The “average precision” term usually appears in document retrieval and object detection scenario. For document retrieval task,

$$
\text{precision} = \frac{{ \text{relevant documents} } \cap { \text{retrieved documents} } } {{ \text{retrieved documents} }}
$$

The question is where the “average” comes from. Similar to the plotting of PRC, we may rank the retrieved documents according to the relevance. Starting from an empty set of documents predicted as relevant, we add these retrieved documents one by one. Then we can have a series of precisions to average upon.

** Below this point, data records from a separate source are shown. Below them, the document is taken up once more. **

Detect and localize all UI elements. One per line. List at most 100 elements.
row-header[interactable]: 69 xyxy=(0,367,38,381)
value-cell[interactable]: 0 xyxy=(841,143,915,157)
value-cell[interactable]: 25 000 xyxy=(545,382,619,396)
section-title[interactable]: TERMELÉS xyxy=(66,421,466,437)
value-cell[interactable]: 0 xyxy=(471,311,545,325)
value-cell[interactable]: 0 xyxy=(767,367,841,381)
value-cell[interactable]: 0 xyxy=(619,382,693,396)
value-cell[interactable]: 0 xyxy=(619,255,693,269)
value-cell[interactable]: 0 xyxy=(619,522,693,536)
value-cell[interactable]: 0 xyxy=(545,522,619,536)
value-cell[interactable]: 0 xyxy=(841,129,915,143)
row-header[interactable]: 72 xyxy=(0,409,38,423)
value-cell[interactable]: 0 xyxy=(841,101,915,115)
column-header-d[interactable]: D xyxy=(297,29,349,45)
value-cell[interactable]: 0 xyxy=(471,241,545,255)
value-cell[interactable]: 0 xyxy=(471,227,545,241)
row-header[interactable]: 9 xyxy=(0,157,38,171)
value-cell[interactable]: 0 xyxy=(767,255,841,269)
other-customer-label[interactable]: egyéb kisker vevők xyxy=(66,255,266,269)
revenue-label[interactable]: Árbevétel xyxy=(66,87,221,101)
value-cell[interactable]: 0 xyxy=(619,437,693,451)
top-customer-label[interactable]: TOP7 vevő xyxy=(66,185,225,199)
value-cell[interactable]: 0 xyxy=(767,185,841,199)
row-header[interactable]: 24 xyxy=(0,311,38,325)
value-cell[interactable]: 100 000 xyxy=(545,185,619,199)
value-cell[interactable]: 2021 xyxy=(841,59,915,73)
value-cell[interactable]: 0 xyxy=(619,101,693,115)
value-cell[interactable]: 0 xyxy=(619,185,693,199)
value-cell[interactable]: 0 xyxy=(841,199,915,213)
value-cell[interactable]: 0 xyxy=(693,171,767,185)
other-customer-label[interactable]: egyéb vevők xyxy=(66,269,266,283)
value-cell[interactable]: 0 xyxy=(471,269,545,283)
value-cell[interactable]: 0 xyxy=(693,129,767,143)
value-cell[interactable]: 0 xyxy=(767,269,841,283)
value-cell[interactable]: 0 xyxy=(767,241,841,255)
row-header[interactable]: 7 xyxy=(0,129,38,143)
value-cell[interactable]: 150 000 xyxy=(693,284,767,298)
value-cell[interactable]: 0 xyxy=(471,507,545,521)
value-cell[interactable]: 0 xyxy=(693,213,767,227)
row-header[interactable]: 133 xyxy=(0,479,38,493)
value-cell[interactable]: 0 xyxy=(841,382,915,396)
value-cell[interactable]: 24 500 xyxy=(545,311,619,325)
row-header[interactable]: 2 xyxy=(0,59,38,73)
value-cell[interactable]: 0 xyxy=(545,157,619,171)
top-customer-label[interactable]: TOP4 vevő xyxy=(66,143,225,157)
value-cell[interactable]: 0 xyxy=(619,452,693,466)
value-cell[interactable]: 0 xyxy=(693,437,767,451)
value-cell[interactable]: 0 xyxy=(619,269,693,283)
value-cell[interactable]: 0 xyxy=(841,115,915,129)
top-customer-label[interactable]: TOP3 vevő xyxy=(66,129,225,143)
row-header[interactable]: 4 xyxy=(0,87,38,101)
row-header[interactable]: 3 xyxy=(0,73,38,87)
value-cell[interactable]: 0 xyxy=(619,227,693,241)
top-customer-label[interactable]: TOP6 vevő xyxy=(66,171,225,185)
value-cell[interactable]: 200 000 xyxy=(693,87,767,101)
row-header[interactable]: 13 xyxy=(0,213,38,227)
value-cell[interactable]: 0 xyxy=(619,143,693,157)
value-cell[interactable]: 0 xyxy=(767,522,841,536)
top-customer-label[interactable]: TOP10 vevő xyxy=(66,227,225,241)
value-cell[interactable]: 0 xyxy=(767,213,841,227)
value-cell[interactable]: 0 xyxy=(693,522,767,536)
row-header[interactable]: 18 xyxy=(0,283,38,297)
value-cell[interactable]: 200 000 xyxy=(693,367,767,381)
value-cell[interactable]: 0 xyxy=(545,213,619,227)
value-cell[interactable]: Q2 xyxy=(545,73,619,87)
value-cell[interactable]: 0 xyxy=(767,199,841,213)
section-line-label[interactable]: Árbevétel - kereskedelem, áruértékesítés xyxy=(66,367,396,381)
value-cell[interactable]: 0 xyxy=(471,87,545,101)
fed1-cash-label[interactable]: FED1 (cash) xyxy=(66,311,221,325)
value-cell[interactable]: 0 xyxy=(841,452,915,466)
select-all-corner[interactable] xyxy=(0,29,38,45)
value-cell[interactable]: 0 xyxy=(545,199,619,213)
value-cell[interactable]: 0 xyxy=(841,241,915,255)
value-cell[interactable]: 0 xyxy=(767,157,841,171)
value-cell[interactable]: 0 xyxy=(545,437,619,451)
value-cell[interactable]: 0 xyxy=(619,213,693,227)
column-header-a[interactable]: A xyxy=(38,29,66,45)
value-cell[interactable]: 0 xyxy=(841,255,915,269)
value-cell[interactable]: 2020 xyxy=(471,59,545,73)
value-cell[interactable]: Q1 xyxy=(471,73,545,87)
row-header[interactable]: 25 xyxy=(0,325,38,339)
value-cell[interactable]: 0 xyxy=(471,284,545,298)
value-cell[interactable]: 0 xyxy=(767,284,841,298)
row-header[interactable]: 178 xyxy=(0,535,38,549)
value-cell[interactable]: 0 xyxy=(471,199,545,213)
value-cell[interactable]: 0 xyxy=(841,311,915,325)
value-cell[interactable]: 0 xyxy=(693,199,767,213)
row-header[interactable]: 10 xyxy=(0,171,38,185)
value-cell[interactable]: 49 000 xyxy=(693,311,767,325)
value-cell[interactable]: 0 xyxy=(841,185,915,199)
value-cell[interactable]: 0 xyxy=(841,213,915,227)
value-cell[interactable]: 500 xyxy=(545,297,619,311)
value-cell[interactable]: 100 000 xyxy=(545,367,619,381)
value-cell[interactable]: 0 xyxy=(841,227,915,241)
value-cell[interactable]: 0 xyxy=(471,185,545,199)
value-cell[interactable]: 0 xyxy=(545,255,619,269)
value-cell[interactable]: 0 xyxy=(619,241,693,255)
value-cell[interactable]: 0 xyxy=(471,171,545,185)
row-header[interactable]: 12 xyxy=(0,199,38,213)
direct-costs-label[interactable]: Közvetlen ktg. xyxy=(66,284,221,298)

On the other hand, in object detection task, predicted anchors are firstly ranked according to its predicted objectness score. After that, each anchor will be assigned a objectness label. The “positivity” of a anchor is mainly determined by its intersection over union (IoU) with the ground-truth bounding boxes. The rules for determining positivity is complex. But as a result, we will have positive anchors, negative anchors and those neither positive nor negative. During training, only positive and negative anchors will contribute gradient. But in precision, non-positive anchors are treated as “negative”. For a detailed discussion of positivity in object detection, please refer here.

We can rank the anchors according to the objectness score. Then similarly beginning with an empty set, we add the anchor one by one into this set. Every time we add in a new anchor, we can calculate the precision. By doing so, we obtain a series of precisions to average.

Mean Average Precision

We can also obtain a series of average precisions for different classes of objects, yielding the concept of mean average precision.

“Average Mean Average Precision”

Moreover, we may change the IoU threshold to obtain a series of mean average precisions to average upon; in some sense this is the “average mean average precision”.